As hard as it might be to wrap your head around all those numbers, they don't begin to tell the story of Bryce Love. On a meaningless carry in the third quarter of a 49-7 thrashing of Oregon, Love twisted his right ankle while being tackled. It was mildly concerning at the time, but it would derail what could've been a historic season. Love missed the Oregon State game twelve days later, and even though he returned to the field the following weekend in the loss to Washington State (the only game this season in which Love came up short of 100 yards), he was never again completely healthy. He averaged 198 yards a game and 10.3 yards per carry before the injury, but those numbers dipped to 117.2 and 5.75 after.
A Love Supreme
Those last two numbers, however, just might be the most important ones in Love's All-American season. At no point over the past five games did he ever look close to healthy. He still managed six touchdowns and a handful of long runs, but his cuts weren't nearly as sharp, and his top speed was no longer world-class level. It was as if he had been too good during the first half of the season; he was forced to finish with a handicap.
Love didn't just lead the Power 5 in rushing yardage, he led in athletic tape. Several times a game he'd emerge limping from a pile of tacklers, hop to the sideline to have his ankled stabilized, and return a few plays later.

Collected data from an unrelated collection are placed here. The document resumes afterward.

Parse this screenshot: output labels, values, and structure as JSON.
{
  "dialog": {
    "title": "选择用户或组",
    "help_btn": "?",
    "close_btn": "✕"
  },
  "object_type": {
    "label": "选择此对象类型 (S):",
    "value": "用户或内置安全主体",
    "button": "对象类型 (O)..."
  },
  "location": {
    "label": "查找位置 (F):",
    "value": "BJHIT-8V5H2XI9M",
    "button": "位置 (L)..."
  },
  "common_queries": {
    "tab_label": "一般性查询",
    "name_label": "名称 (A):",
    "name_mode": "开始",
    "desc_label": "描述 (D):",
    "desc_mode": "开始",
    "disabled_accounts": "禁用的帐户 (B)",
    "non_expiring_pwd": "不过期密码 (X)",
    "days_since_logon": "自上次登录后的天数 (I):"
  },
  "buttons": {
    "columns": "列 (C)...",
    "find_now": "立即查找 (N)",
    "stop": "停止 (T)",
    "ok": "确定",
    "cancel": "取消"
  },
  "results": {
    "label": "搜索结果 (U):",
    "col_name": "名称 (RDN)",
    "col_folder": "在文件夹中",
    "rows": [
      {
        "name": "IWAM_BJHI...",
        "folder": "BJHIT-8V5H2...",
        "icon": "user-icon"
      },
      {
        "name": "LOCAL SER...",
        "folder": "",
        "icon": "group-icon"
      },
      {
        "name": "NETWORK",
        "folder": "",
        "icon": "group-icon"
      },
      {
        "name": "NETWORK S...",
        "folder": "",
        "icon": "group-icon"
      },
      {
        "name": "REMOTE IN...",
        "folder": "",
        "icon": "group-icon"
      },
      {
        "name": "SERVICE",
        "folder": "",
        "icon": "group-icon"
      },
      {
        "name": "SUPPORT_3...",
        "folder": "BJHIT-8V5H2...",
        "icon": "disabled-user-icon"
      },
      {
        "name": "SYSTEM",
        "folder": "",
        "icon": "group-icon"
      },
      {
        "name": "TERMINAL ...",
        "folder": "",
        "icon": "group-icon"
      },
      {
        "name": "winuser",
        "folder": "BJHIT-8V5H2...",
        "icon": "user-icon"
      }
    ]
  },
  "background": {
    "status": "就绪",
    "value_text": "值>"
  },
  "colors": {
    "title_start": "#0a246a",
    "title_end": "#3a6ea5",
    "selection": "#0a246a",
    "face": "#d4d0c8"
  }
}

It became a weekly display of grit and determination, a profile in courage that obscured the fact that even while hobbled, Love was still the best running back in the country and still a threat to score every time he touched the ball.
Not surprisingly, Love was showered with postseason awards. He was the Heisman runner-up, naturally, and a unanimous All-American, the tenth player in Stanford history to earn that distinction. He won the Doak Walker Award, given annually to the nation's best running back, and he was the Pac-12's Offensive Player of the Year. As David Shaw said during a late season press conference, "Give him all the awards. All of them." They pretty much did.
When I spoke with Love before the season, I asked him about the rich legacy of Stanford running backs that he was stepping into, and his answer was thoughtful and prophetic: "It's an honor. You look at all the great backs that have been here, from Tommy Vardell to Darin Nelson to Christian, Stepfan Taylor, Toby Gerhart. The list goes on and on. Greatness is here. I wouldn't say it's pressure, but it makes you want to live up to the standard that's been set."
Love did far more than live up to the standard; he exceeded it. Even if Love never plays another down for the Cardinal after next week's Alamo Bowl (the guess here is that he'll return for his senior year), he is already the greatest running back in Stanford history. Christian McCaffrey might be the best player ever to wear the Cardinal and White, but after watching what Love was able to do this season, I have no doubt that he's the best pure back we've seen. He is a Love supreme.